Butterfinger Cookies
User Reviews
5
Butterfinger Cookies
Description
Butterfinger Cookies have a base made from finely ground vanilla wafers mixed with sugar, butter, and salt to create a crisp crust baked briefly in a mini muffin tin. The filling blends softened cream cheese and peanut butter with sugar, egg, and heavy cream, combined with crushed Butterfinger bars, which is poured over the pre-baked crust before baking again until set. After cooling, the cookies are topped with melted semi-sweet chocolate and sprinkled with more crushed Butterfinger candy to enhance the chocolate and peanut flavors.
The final cookie snack offers a contrast between the crunchy crust and creamy peanut butter-infused cheesecake-like filling, accented by the candy pieces throughout and on top. These mini treats can be served chilled and are suited as bite-sized desserts or party snacks.
Leftover cookies store well when kept in a sealed bag in the refrigerator. Allowing them to sit at room temperature briefly before serving helps soften the chocolate topping for easier enjoyment.
Ingredients
CRUST:
- 1 cup vanilla wafers finely ground
- 2 tablespoons granulated sugar
- 2 tablespoons butter
- 1/8 teaspoon salt
FILLING:
- 8 ounces cream cheese softened
- 1/4 cups peanut butter creamy
- 1/2 cup sugar
- 1 egg
- 2 tablespoons heavy cream
- 1/8 teaspoon salt
- 4 Butterfinger candy bars crushed, fun size
TOPPING:
- 1 cup semi sweet chocolate chips
- 2 Butterfinger Bars crushed, fun size
Instructions
- Preheat oven to 350 degrees. Spray mini muffin pan with non-stick cooking spray. Place cookie crumbs, sugar, butter and salt into a bowl; mix to combine.
- Spoon mixture into bottoms of a mini muffin tin and press. Bake for 5 minutes and remove from oven.
- Reduce heat to 300 degrees. In a stand or electric mixer, beat cream cheese and peanut butter until smooth. Beat sugar, egg, cream and salt until well combined. Slowly stir in crushed Butterfinger.
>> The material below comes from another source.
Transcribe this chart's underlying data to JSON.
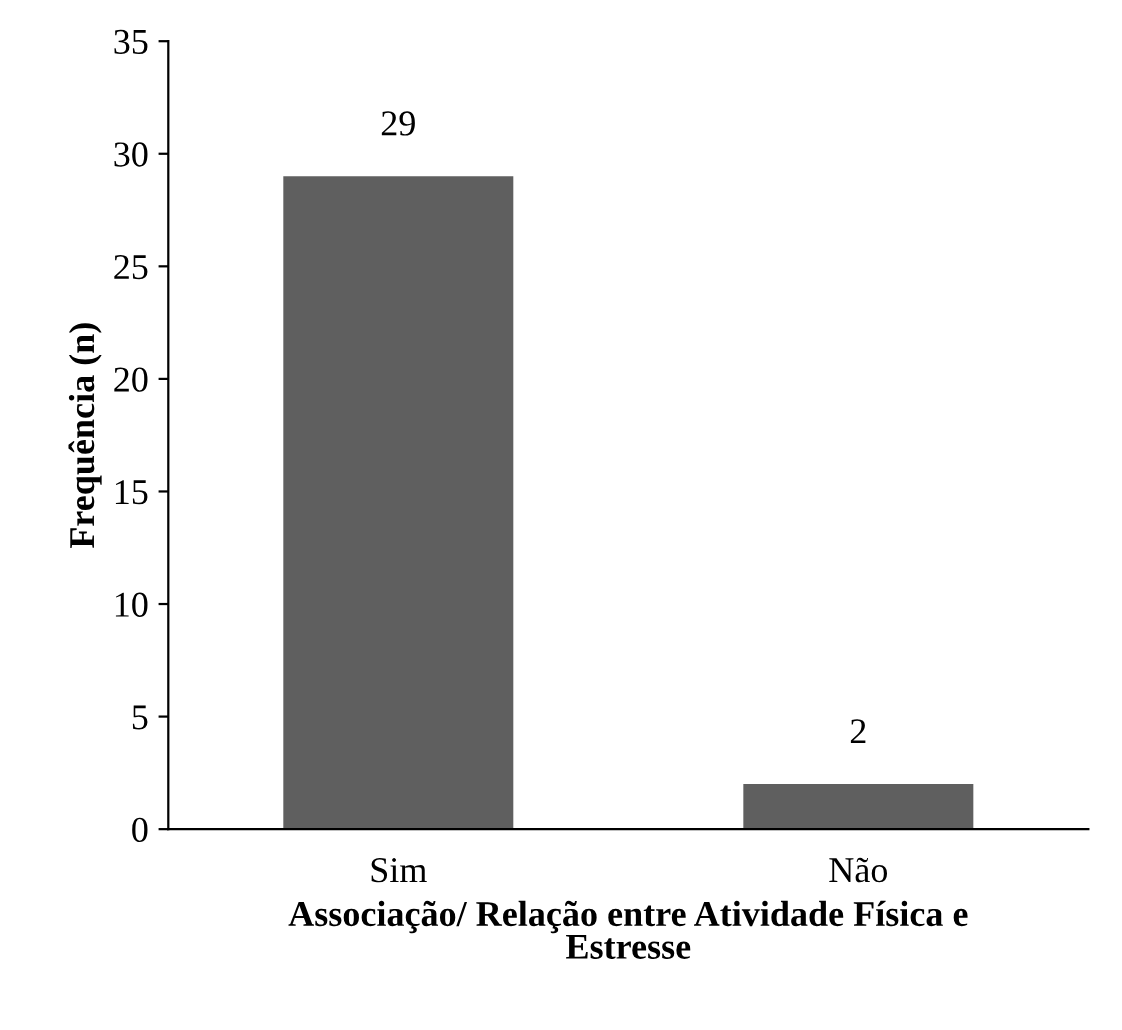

- Evenly pour batter over baked crust. Bake for 18-20 minutes or until cheesecake is set. Let cool for 2 hours, then remove from pan.
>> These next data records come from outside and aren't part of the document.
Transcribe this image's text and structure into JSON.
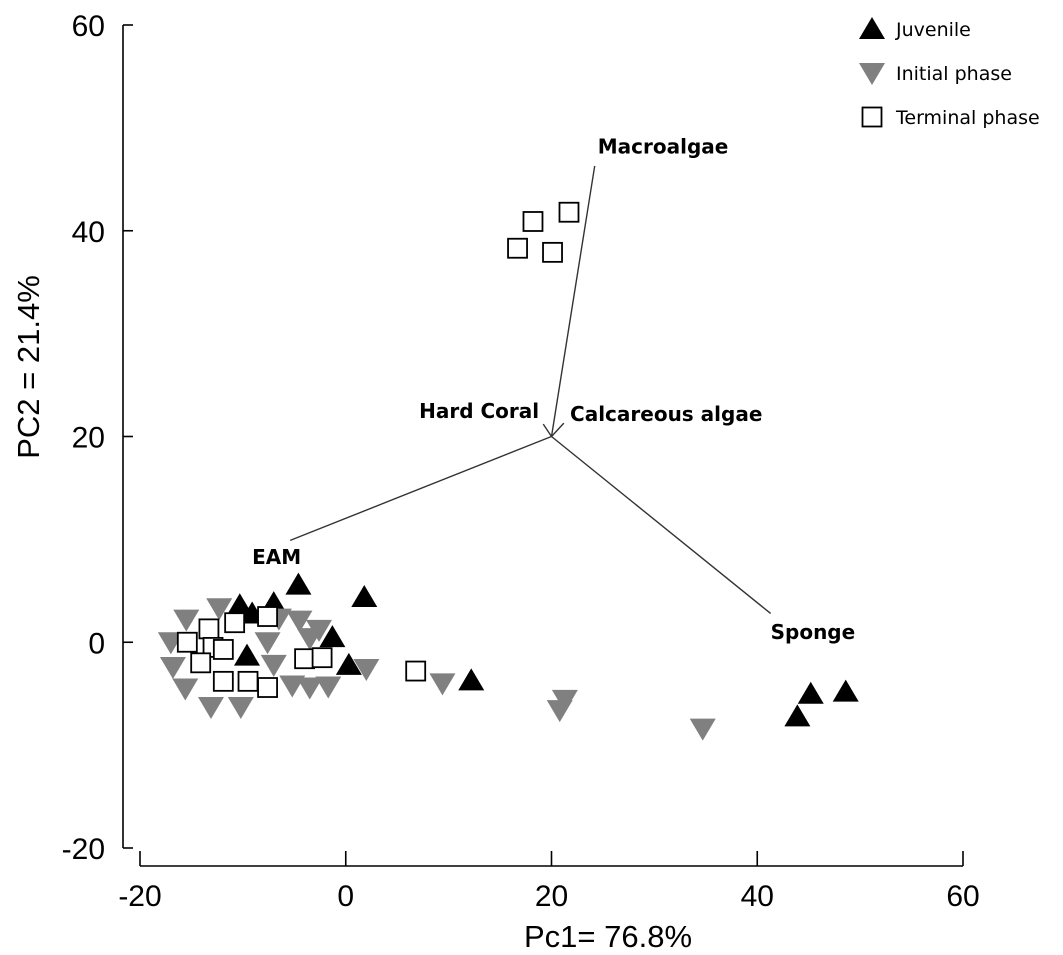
{
  "chart_data": {
    "type": "scatter",
    "title": "",
    "xlabel": "Pc1= 76.8%",
    "ylabel": "PC2 = 21.4%",
    "xlim": [
      -20,
      60
    ],
    "ylim": [
      -20,
      60
    ],
    "x_ticks": [
      -20,
      0,
      20,
      40,
      60
    ],
    "y_ticks": [
      -20,
      0,
      20,
      40,
      60
    ],
    "grid": false,
    "legend_position": "top-right",
    "series": [
      {
        "name": "Juvenile",
        "marker": "triangle-up",
        "color": "#000000",
        "points": [
          {
            "x": -10.3,
            "y": 3.6
          },
          {
            "x": -9.1,
            "y": 2.8
          },
          {
            "x": -7.0,
            "y": 3.8
          },
          {
            "x": -4.6,
            "y": 5.6
          },
          {
            "x": 1.8,
            "y": 4.4
          },
          {
            "x": -1.3,
            "y": 0.5
          },
          {
            "x": 0.3,
            "y": -2.2
          },
          {
            "x": -9.6,
            "y": -1.3
          },
          {
            "x": 12.2,
            "y": -3.7
          },
          {
            "x": 45.2,
            "y": -5.0
          },
          {
            "x": 48.6,
            "y": -4.8
          },
          {
            "x": 43.9,
            "y": -7.2
          }
        ]
      },
      {
        "name": "Initial phase",
        "marker": "triangle-down",
        "color": "#808080",
        "points": [
          {
            "x": -17.0,
            "y": 0.0
          },
          {
            "x": -15.5,
            "y": 2.2
          },
          {
            "x": -12.3,
            "y": 3.3
          },
          {
            "x": -7.6,
            "y": 0.0
          },
          {
            "x": -6.5,
            "y": 2.3
          },
          {
            "x": -4.5,
            "y": 2.1
          },
          {
            "x": -3.5,
            "y": 0.4
          },
          {
            "x": -2.6,
            "y": 1.2
          },
          {
            "x": -16.8,
            "y": -2.4
          },
          {
            "x": -15.6,
            "y": -4.5
          },
          {
            "x": -13.1,
            "y": -6.3
          },
          {
            "x": -10.2,
            "y": -6.3
          },
          {
            "x": -7.0,
            "y": -2.2
          },
          {
            "x": -5.2,
            "y": -4.2
          },
          {
            "x": -3.5,
            "y": -4.4
          },
          {
            "x": -1.7,
            "y": -4.3
          },
          {
            "x": 2.0,
            "y": -2.6
          },
          {
            "x": 9.4,
            "y": -4.0
          },
          {
            "x": 21.3,
            "y": -5.6
          },
          {
            "x": 20.8,
            "y": -6.6
          },
          {
            "x": 34.7,
            "y": -8.4
          }
        ]
      },
      {
        "name": "Terminal phase",
        "marker": "square-open",
        "color": "#000000",
        "points": [
          {
            "x": -15.4,
            "y": 0.0
          },
          {
            "x": -13.3,
            "y": 1.3
          },
          {
            "x": -10.8,
            "y": 1.9
          },
          {
            "x": -7.6,
            "y": 2.5
          },
          {
            "x": -12.9,
            "y": -0.5
          },
          {
            "x": -11.9,
            "y": -0.7
          },
          {
            "x": -14.1,
            "y": -2.0
          },
          {
            "x": -11.9,
            "y": -3.8
          },
          {
            "x": -9.5,
            "y": -3.8
          },
          {
            "x": -7.6,
            "y": -4.4
          },
          {
            "x": -4.0,
            "y": -1.6
          },
          {
            "x": -2.3,
            "y": -1.5
          },
          {
            "x": 6.8,
            "y": -2.8
          },
          {
            "x": 16.7,
            "y": 38.3
          },
          {
            "x": 18.2,
            "y": 40.9
          },
          {
            "x": 20.1,
            "y": 37.9
          },
          {
            "x": 21.7,
            "y": 41.8
          }
        ]
      }
    ],
    "vectors": {
      "origin": {
        "x": 20.0,
        "y": 20.0
      },
      "items": [
        {
          "label": "Macroalgae",
          "end": {
            "x": 24.2,
            "y": 46.3
          },
          "label_at": {
            "x": 24.5,
            "y": 47.5
          },
          "anchor": "start"
        },
        {
          "label": "Hard Coral",
          "end": {
            "x": 19.2,
            "y": 21.2
          },
          "label_at": {
            "x": 18.8,
            "y": 21.8
          },
          "anchor": "end"
        },
        {
          "label": "Calcareous algae",
          "end": {
            "x": 21.2,
            "y": 21.3
          },
          "label_at": {
            "x": 21.8,
            "y": 21.5
          },
          "anchor": "start"
        },
        {
          "label": "EAM",
          "end": {
            "x": -5.4,
            "y": 9.9
          },
          "label_at": {
            "x": -9.1,
            "y": 7.6
          },
          "anchor": "start"
        },
        {
          "label": "Sponge",
          "end": {
            "x": 41.3,
            "y": 2.8
          },
          "label_at": {
            "x": 41.3,
            "y": 0.3
          },
          "anchor": "start"
        }
      ]
    }
  }
}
- Melt chocolate chips in microwave in 30 second intervals until smooth. If needed, return back to microwave for 15 seconds or so until smooth. Spoon chocolate mixture over tops of cakes then sprinkle crushed butterfinger over top.
Notes
- Store leftovers sealed in the fridge to maintain freshness.
- Remove cookies from the refrigerator about a minute before eating to soften the chocolate topping.
Nutrition Information
Show DetailsNutrition Facts
Serving: 24Serving
Amount Per Serving
Calories 258 kcal
% Daily Value*
| Calories | 258kcal | 13% |
| Carbohydrates | 30g | 10% |
| Protein | 3g | 6% |
| Fat | 14g | 22% |
| Saturated Fat | 7g | 35% |
| Cholesterol | 22mg | 7% |
| Sodium | 153mg | 6% |
| Potassium | 129mg | 3% |
| Fiber | 1g | 4% |
| Sugar | 20g | 40% |
| Vitamin A | 190IU | 4% |
| Calcium | 24mg | 2% |
| Iron | 0.9mg | 5% |
* Percent Daily Values are based on a 2,000 calorie diet.